Brittany Chew / Sun File Photo

Seth Klarman '79, pictured at the Klarman Hall dedication in 2016.

February 6, 2020

Billionaire Seth Klarman ’79 Donated to Super PAC Involved in Iowa Caucus Delays

Print More

With the final winner of the Iowa caucus still unconfirmed as of late Wednesday night, investigations into what went wrong have revealed a Cornell connection.

In December, Seth Klarman ’79, the namesake of Klarman Hall, donated $1.5 million to Pacronym — one of the groups tied to an app that many have blamed for the missteps in the Iowa caucus — just over a month ago, according to the Federal Election Commission.

As of Wednesday night with 97 percent of precincts reporting, Mayor Pete Buttigieg narrowly led the state-equivalent delegate count with 26.2 percent, as Sen. Bernie Sanders (I-Vt.) trailed behind at 26.1 percent.

The Iowa caucus has been at the center of controversy regarding the botched implementation of a vote-counting app, which delayed its results by days. While votes were supposed to be finalized by Monday night, a winner was not declared as of Wednesday night — causing many to blame an app the Iowa Democratic Party commissioned to tabulate the results.

The app had not been previously tested on a statewide scale, and on the night of the caucuses, precinct officials confronted a wide variety of issues, including technical glitches, difficulties downloading it and even inability to log in. While officials could instead manually call in results by phone, an overwhelmed hotline led to what most political commentators widely called “unprecedented” disarray. 

The company that developed the fledgling app, Shadow, was

contracted by the Iowa Democratic Party.
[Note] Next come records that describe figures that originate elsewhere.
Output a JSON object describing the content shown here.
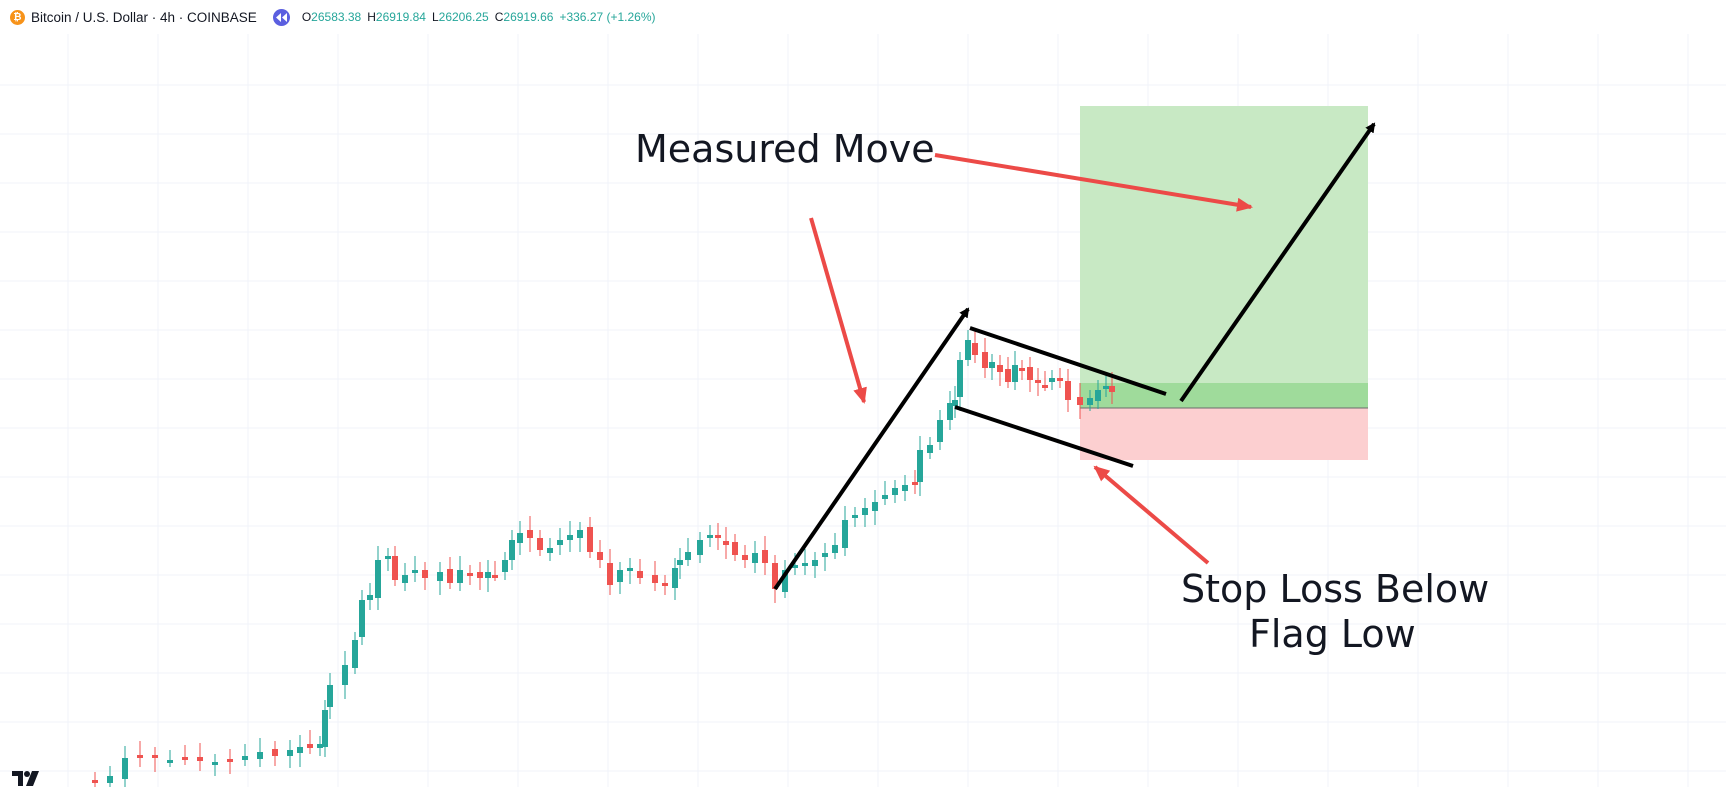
{
  "header": {
    "coin_icon": "bitcoin-icon",
    "symbol_title": "Bitcoin / U.S. Dollar · 4h · COINBASE",
    "replay_icon": "replay-icon",
    "ohlc": {
      "open_label": "O",
      "open": "26583.38",
      "high_label": "H",
      "high": "26919.84",
      "low_label": "L",
      "low": "26206.25",
      "close_label": "C",
      "close": "26919.66",
      "change": "+336.27 (+1.26%)"
    }
  },
  "annotations": {
    "measured_move": "Measured Move",
    "stop_loss_line1": "Stop Loss Below",
    "stop_loss_line2": "Flag Low"
  },
  "colors": {
    "up": "#26a69a",
    "down": "#ef5350",
    "arrow_red": "#ec4a47",
    "profit_zone": "#c8e9c4",
    "entry_zone": "#9fdb9b",
    "loss_zone": "#fccfd0",
    "grid": "#f0f3fa"
  },
  "logo": "tradingview-logo"
}
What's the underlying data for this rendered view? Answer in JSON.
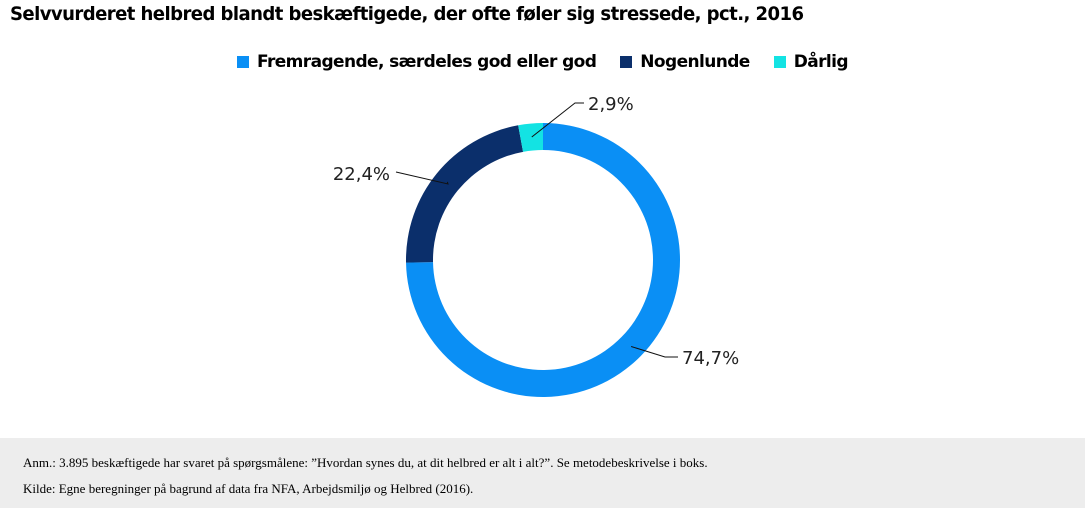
{
  "chart_data": {
    "type": "pie",
    "title": "Selvvurderet helbred blandt beskæftigede, der ofte føler sig stressede, pct., 2016",
    "categories": [
      "Fremragende, særdeles god eller god",
      "Nogenlunde",
      "Dårlig"
    ],
    "values": [
      74.7,
      22.4,
      2.9
    ],
    "value_labels": [
      "74,7%",
      "22,4%",
      "2,9%"
    ],
    "colors": [
      "#0a8ff5",
      "#0b2f6b",
      "#13e3e3"
    ],
    "style": "donut",
    "legend_position": "top"
  },
  "footer": {
    "note": "Anm.: 3.895 beskæftigede har svaret på spørgsmålene: ”Hvordan synes du, at dit helbred er alt i alt?”. Se metodebeskrivelse i boks.",
    "source": "Kilde: Egne beregninger på bagrund af data fra NFA, Arbejdsmiljø og Helbred (2016)."
  }
}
Shadow, in turn, received investments from Acronym, the nonprofit that mothered super PAC Pacronym. Klarman’s $1.5 million donation to Pacronym is his most recent in a long line of political donations that have included candidates across the aisle.

Super PAC Pacronym, which aims to run a major digital campaign against President Donald Trump, was launched by Acronym. Acronym itself was born in the wake of the 2016 election, founded with the goal of advancing digital advertising for Democrats, especially on Facebook and Google.

Acronym has invested in “several for-profit companies across the progressive media and technology sectors,” including Shadow, the company that developed the app commissioned by the Iowa Democratic Party, the organization’s spokesperson Kyle Tharp wrote in a statement. Tharp added that the company was not directly involved in the Iowa caucus.

“We determined with certainty that the underlying data collected via the app was sound,” Iowa Democratic Party chair Troy Price wrote in a statement Tuesday morning. “While the app was recording data accurately, it was reporting out only partial data.”

“We have determined that this was due to a coding issue in the reporting system,” Price wrote. 

As results started to trickle in, the IDP realized there were inconsistencies in the reports, which prompted party officials to order precinct chairs to enter data in manually, according to Price.

“The underlying data and collection process via Shadow’s mobile caucus app was sound and accurate,” Gerard Niemira, Shadow’s CEO, wrote in a statement on the app’s website. “But our process to transmit that caucus results data generated via the app to the IDP was not.”

Shadow worked to resolve the issue and has since corrected the underlying technology system, according to Niemira, who was also a product director for Hillary Clinton’s 2016 presidential campaign.

Klarman has been a significant benefactor of the University since his graduation, endowing the home of the romance languages department and more recently, the Klarman Fellowship Program.

Klarman Hall, which opened in January 2016 after two years of construction, cost the University $61 million. According to 2013 tax returns, the Klarman Family Foundation donated $26 million to Cornell to “expand access to critical services and enrichment opportunities.”

The billionaire hedge fund manager has also been a frequent donor to political campaigns — contributing to candidates on both sides of the aisle, from Sen. Mitt Romney (R-Ut.) to former President Bill Clinton.